How to work with European colleagues during the summer?
8 tips for working with Europeans during the summer months
The key to success when working on a project with colleagues from France, Germany or anywhere in Europe, in general, is to know and understand from the beginning of the project that the pace slows down significantly in the summer. For this reason, you must:
– Accept that Europeans see vacation as a time for rest…not for working.
– Explain to your European colleagues that paid vacations don’t exist in the United States and that you never go on vacation for more than a few days in a row. Make them understand that it is no problem for you as you can make the most of it!
– Integrate school breaks into the calendar. They are the best indicator of downtimes - don’t plan any important steps during these periods.
– Also integrate the public holidays, and don’t make your European colleagues attend meetings the day before, during or after their extended “pont” holidays. They will appreciate it and return the favor at Thanksgiving.
– Six months in advance, plan for the respective vacations of the project’s key people and integrate their absences into the calendar. Many employees with children plan their vacations far in advance.

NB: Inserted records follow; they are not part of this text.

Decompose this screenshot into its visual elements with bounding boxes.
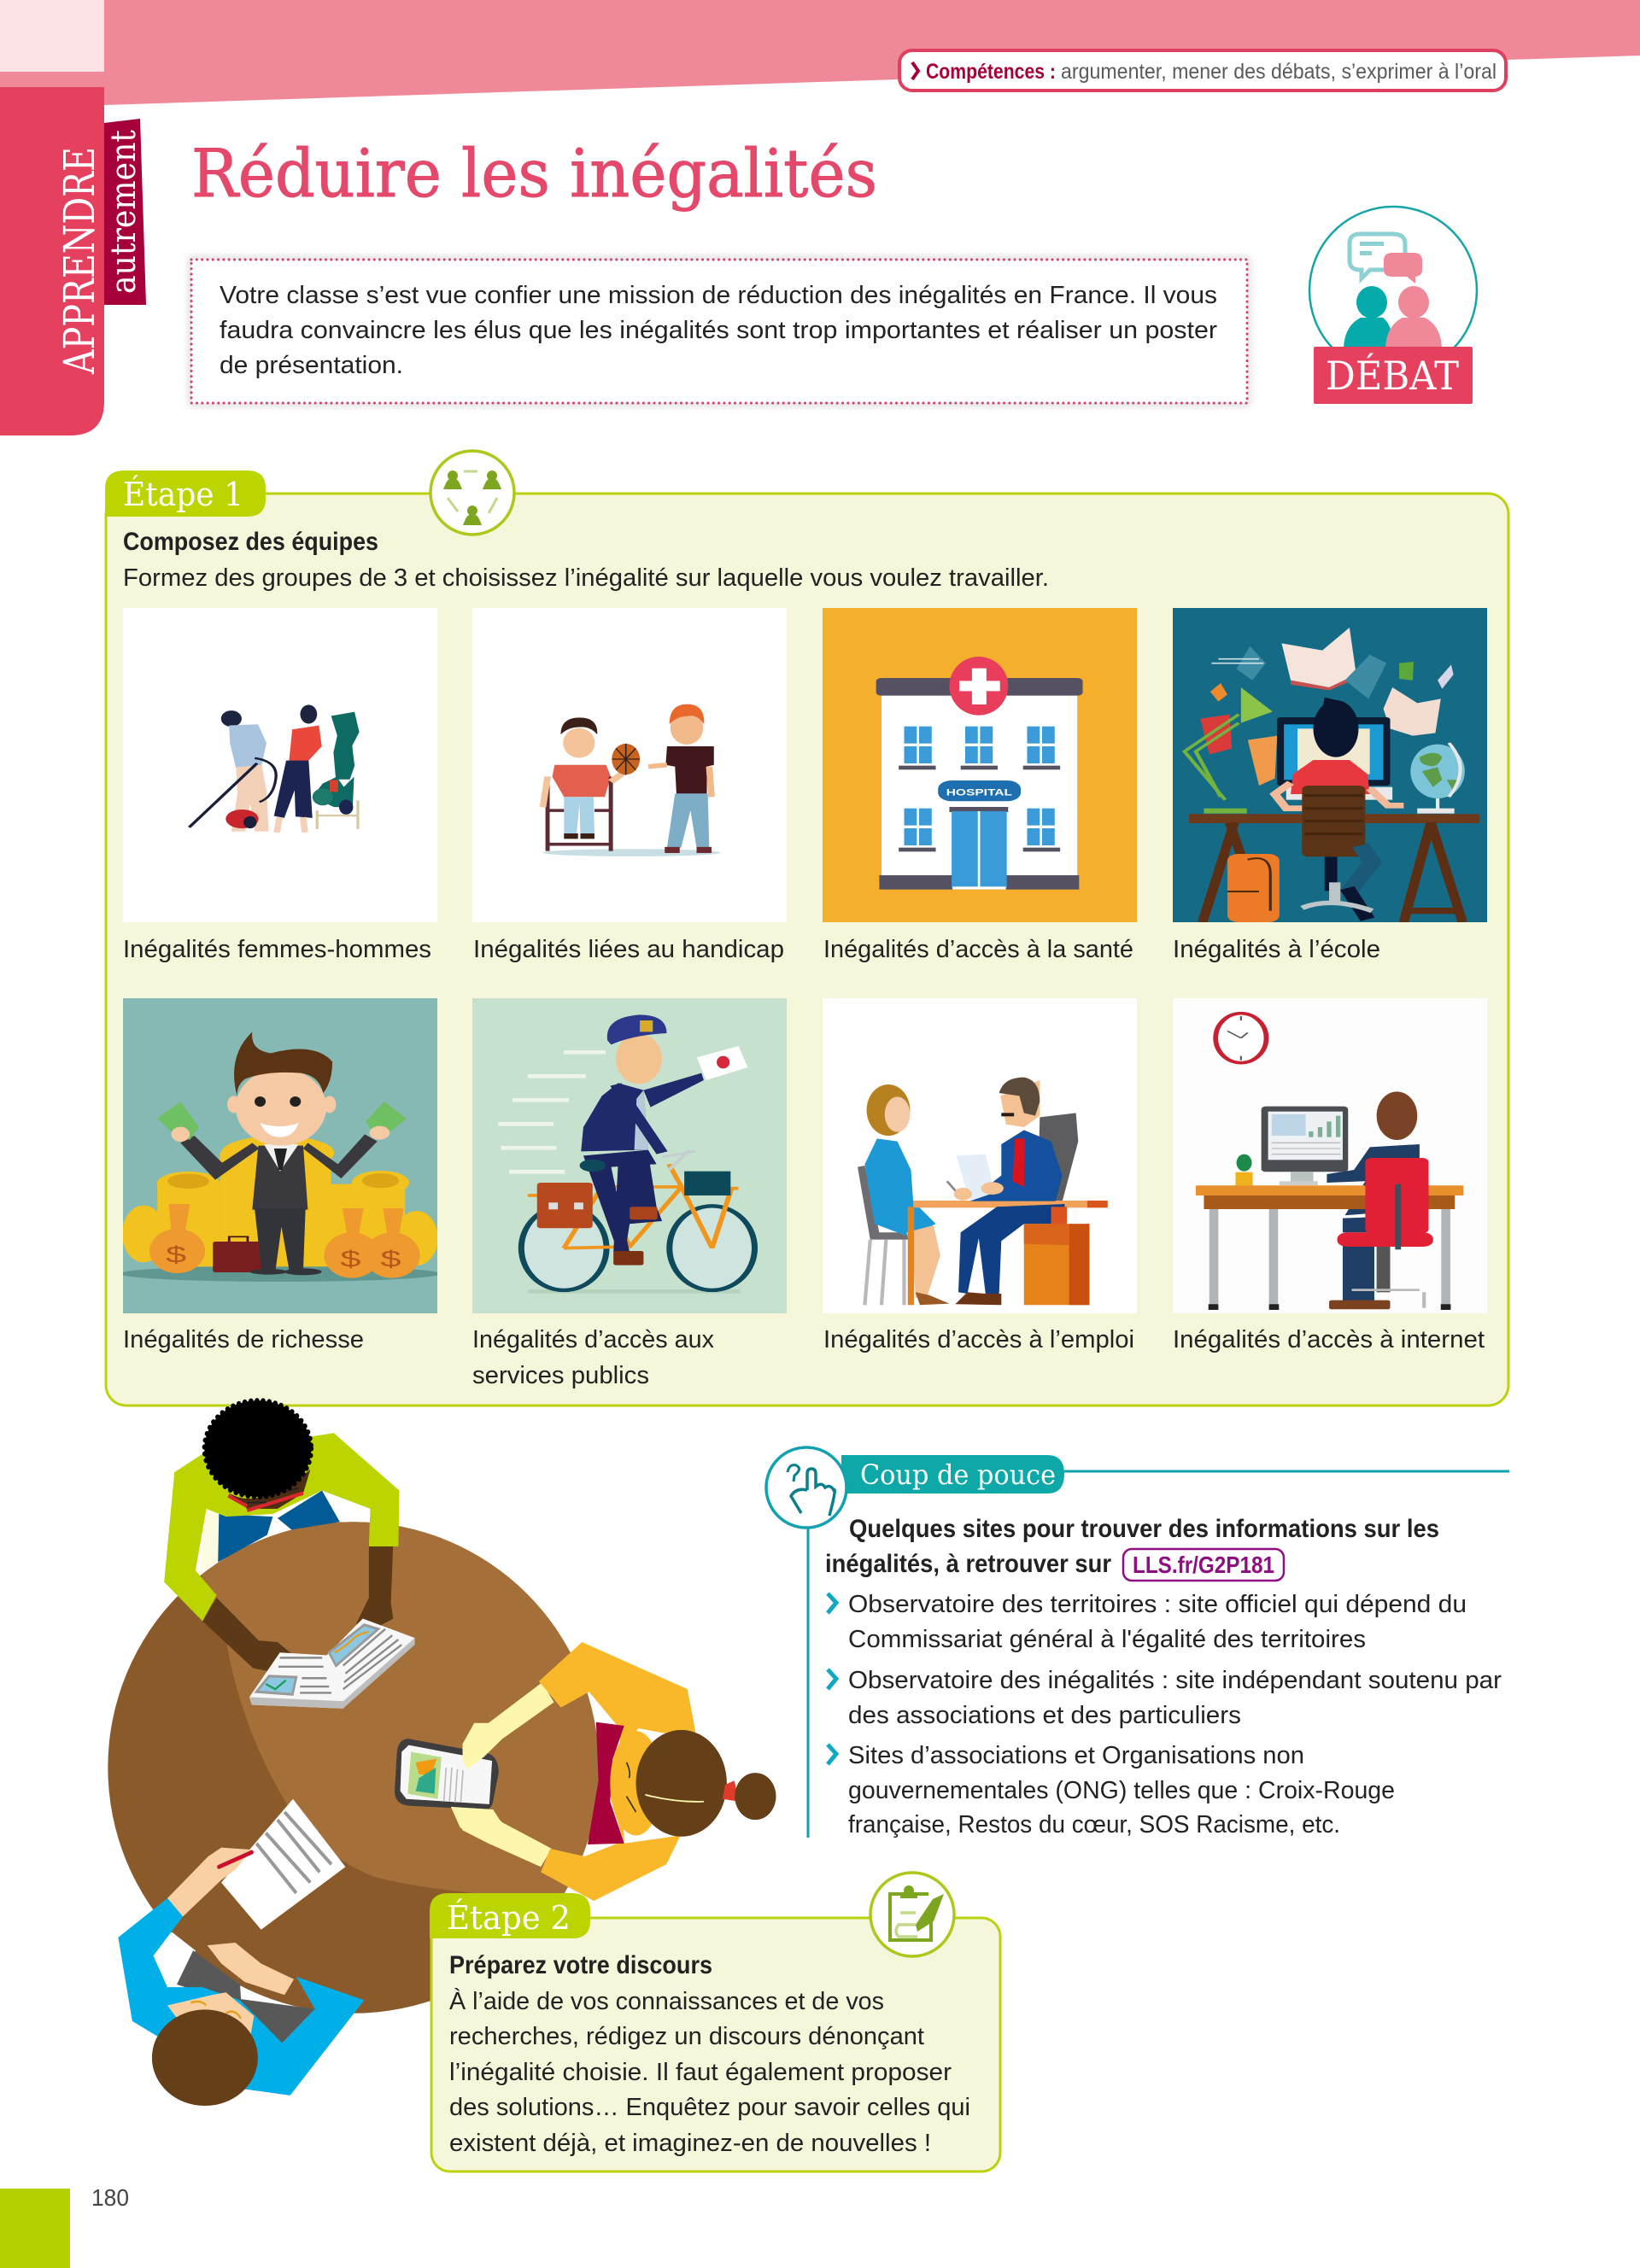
- caption: Inégalités femmes-hommes: [123, 936, 431, 963]
- image: santé: HOSPITAL: [946, 787, 1012, 798]
- page footer marker: [0, 2189, 70, 2268]
- text: sites: Commissariat général à l'égalité des territoires: [848, 1626, 1366, 1653]
- image: emploi: [823, 998, 1137, 1313]
- intro box: [191, 260, 1247, 403]
- step text: des solutions… Enquêtez pour savoir celles qui: [449, 2094, 970, 2121]
- heading tab: étape 2: [430, 1893, 590, 1938]
- icon: débat: DÉBAT: [1326, 352, 1459, 399]
- step text: Composez des équipes: [123, 528, 378, 556]
- tablet: [395, 1723, 505, 1844]
- competences pill: [899, 50, 1506, 91]
- image: handicap: [472, 608, 787, 922]
- person: bottom left: [118, 1799, 364, 2106]
- intro box: faudra convaincre les élus que les inégalités sont trop importantes et réaliser un poster: [220, 317, 1217, 344]
- competences pill: argumenter, mener des débats, s’exprimer à l’oral: [1061, 60, 1496, 84]
- step text: À l’aide de vos connaissances et de vos: [449, 1987, 884, 2015]
- icon: hand: [766, 1447, 846, 1528]
- text: sites: gouvernementales (ONG) telles que : Croix-Rouge: [848, 1777, 1395, 1804]
- step text: [449, 1951, 970, 2157]
- caption: Inégalités d’accès aux: [472, 1326, 714, 1353]
- caption: Inégalités à l’école: [1173, 936, 1380, 963]
- caption: Inégalités d’accès à internet: [1173, 1326, 1485, 1353]
- newspaper: [249, 1618, 415, 1709]
- image: internet: [1173, 998, 1487, 1313]
- text: sites: des associations et des particuliers: [848, 1702, 1241, 1729]
- side tab: apprendre autrement: [0, 87, 146, 435]
- image: richesse: $: [166, 1242, 186, 1267]
- text: sites: Observatoire des territoires : site officiel qui dépend du: [848, 1591, 1467, 1618]
- caption: Inégalités d’accès à l’emploi: [823, 1326, 1134, 1353]
- text: sites: [825, 1515, 1502, 1838]
- panel: coup de pouce: [766, 1447, 1509, 1838]
- caption: Inégalités d’accès à la santé: [823, 936, 1133, 963]
- text: sites: française, Restos du cœur, SOS Racisme, etc.: [848, 1811, 1340, 1838]
- header band: [0, 0, 1640, 105]
- person: right: [451, 1642, 776, 1901]
- panel: étape 1: [105, 451, 1508, 1406]
- side tab: apprendre autrement: APPRENDRE: [55, 147, 104, 375]
- image: richesse: $: [340, 1246, 360, 1271]
- caption: [472, 1326, 714, 1389]
- icon: débat: [1309, 207, 1477, 404]
- image: richesse: $: [381, 1246, 401, 1271]
- title: Réduire les inégalités: [191, 136, 877, 213]
- image: santé: [823, 608, 1137, 922]
- icon: équipes: [430, 451, 514, 535]
- image: richesse: [120, 998, 440, 1313]
- image: école: [1173, 608, 1487, 922]
- caption: Inégalités liées au handicap: [473, 936, 784, 963]
- step text: l’inégalité choisie. Il faut également proposer: [449, 2059, 952, 2086]
- icon: clipboard: [870, 1873, 954, 1956]
- step text: recherches, rédigez un discours dénonçant: [449, 2023, 924, 2050]
- competences pill: Compétences :: [926, 60, 1056, 84]
- heading tab: étape 1: [105, 471, 266, 517]
- step text: Formez des groupes de 3 et choisissez l’inégalité sur laquelle vous voulez travailler.: [123, 564, 1049, 592]
- text: sites: Quelques sites pour trouver des informations sur les: [849, 1515, 1439, 1543]
- link pill: LLS.fr/G2P181: [1133, 1552, 1274, 1578]
- text: sites: inégalités, à retrouver sur: [825, 1550, 1111, 1578]
- intro box: de présentation.: [220, 352, 403, 379]
- image: femmes-hommes: [123, 608, 437, 922]
- person: top: [164, 1400, 399, 1672]
- heading tab: étape 1: Étape 1: [123, 476, 243, 513]
- step text: existent déjà, et imaginez-en de nouvelles !: [449, 2130, 931, 2157]
- text: sites: Observatoire des inégalités : site indépendant soutenu par: [848, 1667, 1502, 1694]
- side tab: apprendre autrement: autrement: [104, 130, 144, 294]
- caption: Inégalités de richesse: [123, 1326, 364, 1353]
- step text: Préparez votre discours: [449, 1951, 712, 1979]
- step text: [123, 528, 1049, 592]
- heading tab: étape 2: Étape 2: [447, 1899, 571, 1937]
- table: [108, 1488, 600, 2014]
- illustration: students around table: [108, 1400, 776, 2106]
- panel: étape 2: [430, 1873, 1000, 2172]
- image: services publics: [472, 998, 787, 1313]
- caption: services publics: [472, 1362, 649, 1389]
- page number: 180: [91, 2184, 129, 2211]
- intro box: Votre classe s’est vue confier une mission de réduction des inégalités en France. Il vous: [220, 282, 1217, 309]
- heading tab: coup de pouce: Coup de pouce: [860, 1458, 1056, 1491]
- text: sites: Sites d’associations et Organisations non: [848, 1742, 1304, 1769]
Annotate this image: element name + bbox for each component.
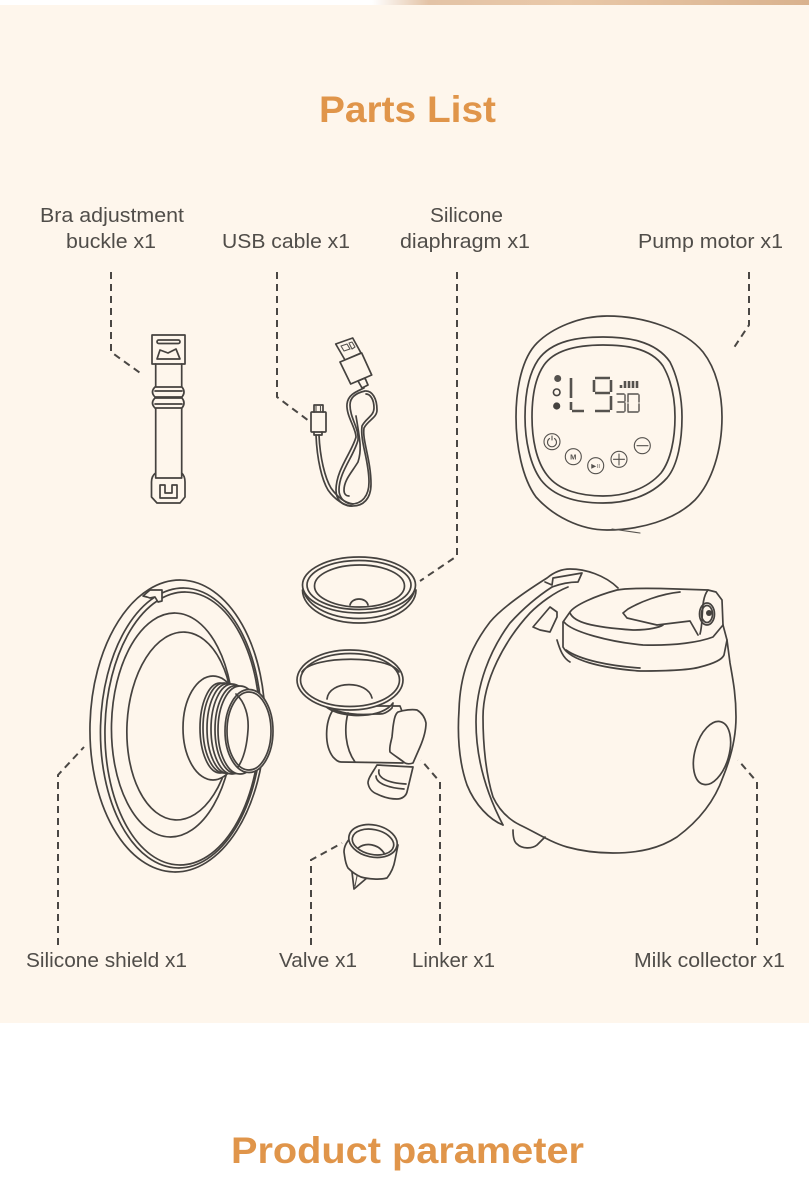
leader line: shield — [58, 747, 84, 945]
icon: valve — [344, 820, 400, 889]
label: Bra adjustment buckle: buckle x1 — [66, 231, 156, 253]
icon: silicone shield — [86, 578, 273, 874]
LCD battery bars — [621, 381, 637, 388]
top photo strip — [0, 0, 809, 5]
label: Bra adjustment buckle — [40, 205, 184, 253]
heading: Product parameter: Product parameter — [231, 1130, 584, 1171]
label: Silicone diaphragm: diaphragm x1 — [400, 231, 530, 253]
shield neck — [183, 676, 273, 780]
leader line: buckle — [111, 272, 143, 375]
label: Pump motor: Pump motor x1 — [638, 231, 783, 253]
status icons — [553, 375, 561, 410]
buttons: M — [570, 452, 576, 462]
LCD digits L9 — [571, 378, 611, 411]
icon: bra adjustment buckle — [152, 335, 185, 503]
label: Silicone diaphragm — [400, 205, 530, 253]
icon: milk collector — [458, 569, 737, 853]
leader line: linker — [421, 760, 440, 945]
icon: silicone diaphragm — [302, 557, 416, 623]
leader line: valve — [311, 843, 342, 945]
label: Valve: Valve x1 — [279, 950, 357, 972]
label: USB cable: USB cable x1 — [222, 231, 350, 253]
collector side button — [687, 717, 737, 789]
collector foot — [513, 830, 545, 848]
leader line: diaphragm — [420, 272, 457, 581]
label: Silicone diaphragm: Silicone — [430, 205, 503, 227]
label: Milk collector: Milk collector x1 — [634, 950, 785, 972]
label: Linker: Linker x1 — [412, 950, 495, 972]
icon: linker — [297, 650, 426, 799]
leader line: milk collector — [738, 760, 757, 945]
collector lid — [563, 588, 727, 671]
title: Parts List: Parts List — [319, 89, 496, 130]
icon: USB cable — [311, 338, 377, 506]
LCD digits 30 — [617, 394, 639, 412]
leader line: pump motor — [733, 272, 749, 349]
buttons: ▶॥ — [591, 463, 600, 470]
label: Silicone shield: Silicone shield x1 — [26, 950, 187, 972]
leader line: USB cable — [277, 272, 309, 421]
icon: pump motor — [516, 316, 722, 533]
shield notch — [143, 590, 162, 602]
label: Bra adjustment buckle: Bra adjustment — [40, 205, 184, 227]
buttons — [544, 434, 650, 474]
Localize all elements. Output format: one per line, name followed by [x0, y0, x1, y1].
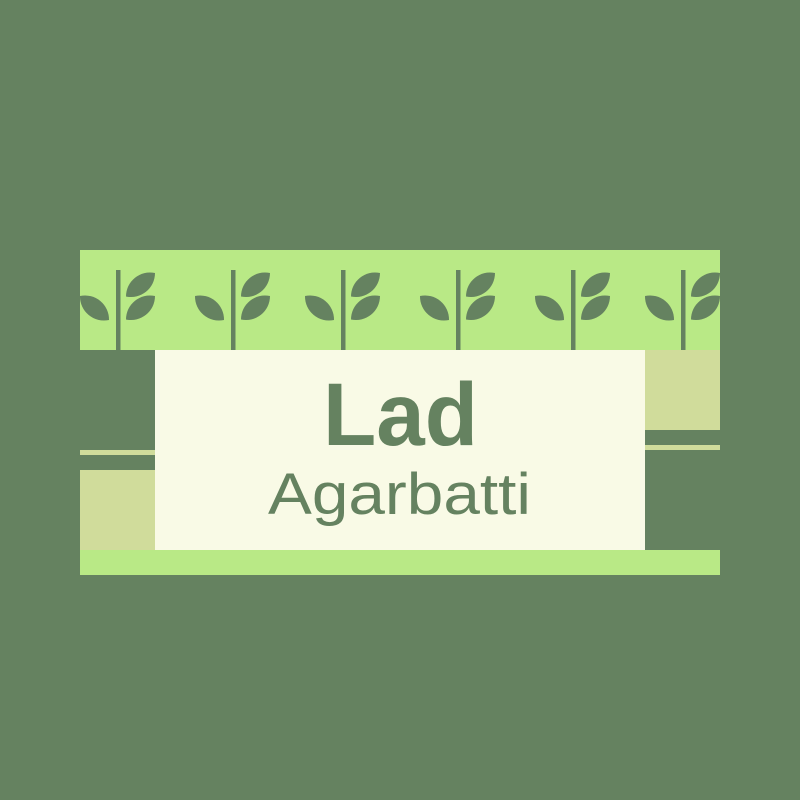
left khaki block — [80, 470, 155, 550]
right khaki block — [645, 350, 720, 430]
plant icons row — [80, 270, 720, 350]
logo infographic canvas — [80, 250, 720, 575]
title: Lad: Lad — [323, 364, 478, 464]
plant icon 5 — [535, 270, 610, 350]
top leaf band — [80, 250, 720, 350]
bottom green band — [80, 550, 720, 575]
left khaki stripe — [80, 450, 155, 455]
plant icon 3 — [305, 270, 380, 350]
subtitle: Agarbatti: Agarbatti — [268, 462, 531, 527]
central cream panel — [155, 350, 645, 550]
plant icon 1 — [80, 270, 155, 350]
plant icon 2 — [195, 270, 270, 350]
plant icon 4 — [420, 270, 495, 350]
right khaki stripe — [645, 445, 720, 450]
plant icon 6 — [645, 270, 720, 350]
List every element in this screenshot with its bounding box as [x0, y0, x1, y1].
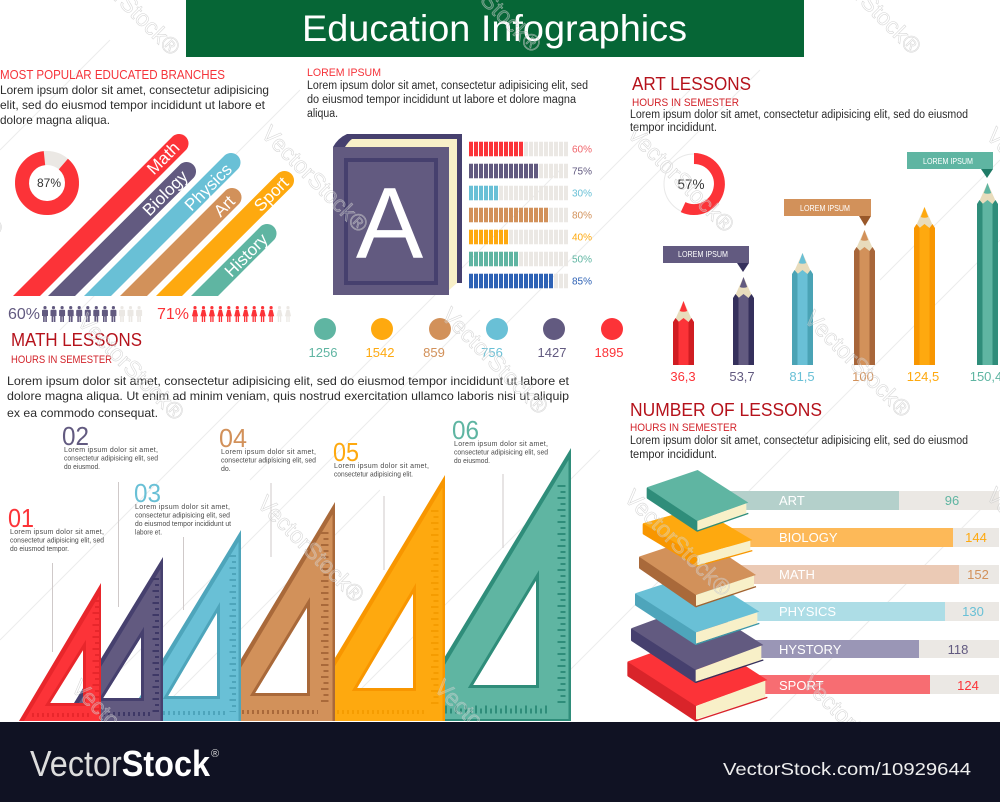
bar: hystory 118	[720, 640, 999, 658]
pencil: 81,5	[792, 253, 813, 365]
bar row 85%	[469, 276, 592, 288]
pencil: 53,7	[733, 277, 754, 365]
text block: number of lessons: tempor incididunt.	[630, 449, 717, 461]
bar: biology 144	[720, 528, 999, 547]
step 06: Lorem ipsum dolor sit amet,	[454, 441, 548, 448]
step 01	[8, 503, 104, 553]
panel: number of lessons	[627, 399, 999, 721]
step 06	[452, 415, 548, 465]
bar: hystory 118: HYSTORY	[779, 642, 842, 657]
watermarks: VectorStock®	[799, 305, 917, 422]
bar: hystory 118: 118	[948, 642, 968, 657]
subheading: hours in semester: HOURS IN SEMESTER	[632, 97, 739, 109]
pencil: 150,4	[977, 183, 998, 365]
bar: math 152: 152	[967, 567, 989, 582]
bar: sport 124	[720, 675, 999, 694]
pencil value labels: 100	[852, 369, 874, 384]
step 01: consectetur adipisicing elit, sed	[10, 538, 104, 544]
step 01: Lorem ipsum dolor sit amet,	[10, 529, 104, 536]
bar: biology	[48, 162, 196, 296]
step 01: 01	[8, 503, 34, 533]
bar: math 152	[720, 565, 999, 584]
bar: sport: Sport	[250, 173, 293, 215]
logo: vectorstock: VectorStock	[30, 743, 211, 784]
people stat: 71%: 71%	[157, 306, 189, 323]
stat dots with numbers	[309, 318, 623, 360]
text block: branches: Lorem ipsum dolor sit amet, consectetur adipisicing	[0, 83, 269, 97]
callout: teal lorem ipsum	[907, 152, 993, 178]
text block: branches	[0, 83, 269, 127]
heading: math lessons: MATH LESSONS	[11, 329, 142, 350]
step 03	[134, 478, 231, 536]
text block: lorem ipsum: aliqua.	[307, 108, 338, 120]
people stat: 71%	[157, 306, 291, 323]
text block: number of lessons: Lorem ipsum dolor sit amet, consectetur adipisicing elit, sed do eiusmod	[630, 435, 968, 447]
text block: math lessons: dolore magna aliqua. Ut enim ad minim veniam, quis nostrud exercitation ullamco laboris nisi ut aliquip	[7, 389, 569, 403]
bar: history: History	[221, 230, 272, 281]
donut chart: 57%: 57%	[677, 177, 705, 192]
heading: number of lessons: NUMBER OF LESSONS	[630, 399, 822, 420]
step 02	[62, 421, 158, 471]
book teal	[647, 470, 748, 531]
bar: math 152: MATH	[779, 567, 815, 582]
stat dots with numbers: 1542	[366, 345, 394, 360]
watermarks: VectorStock®	[436, 302, 554, 419]
book orange	[643, 508, 752, 566]
book purple	[631, 603, 763, 682]
step 02: 02	[62, 421, 89, 451]
bar row 80%: 80%	[572, 210, 592, 222]
donut chart: 57%	[664, 154, 724, 214]
step 06: 06	[452, 415, 479, 445]
bar: art 96: ART	[779, 493, 805, 508]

– Assign someone to handle any emergencies over the summer, if necessary. But don’t rely on them to fill in for everyone else who is absent!
– Two weeks before summer, organize a meeting to clarify expectations and to define realistic steps for the summer. It’s a good time for Americans to make progress with product development, market studies and data analysis to present when everyone is back.
– Schedule an update meeting for the first week after the summer break in order to rebound quickly.
Here is some final advice to help you build quality relationships with your European colleagues. Ask them about their vacation plans before summer arrives, don’t forget where they are going and ask them about their vacations when they return. They will appreciate your interest and will be even more motivated to work with you!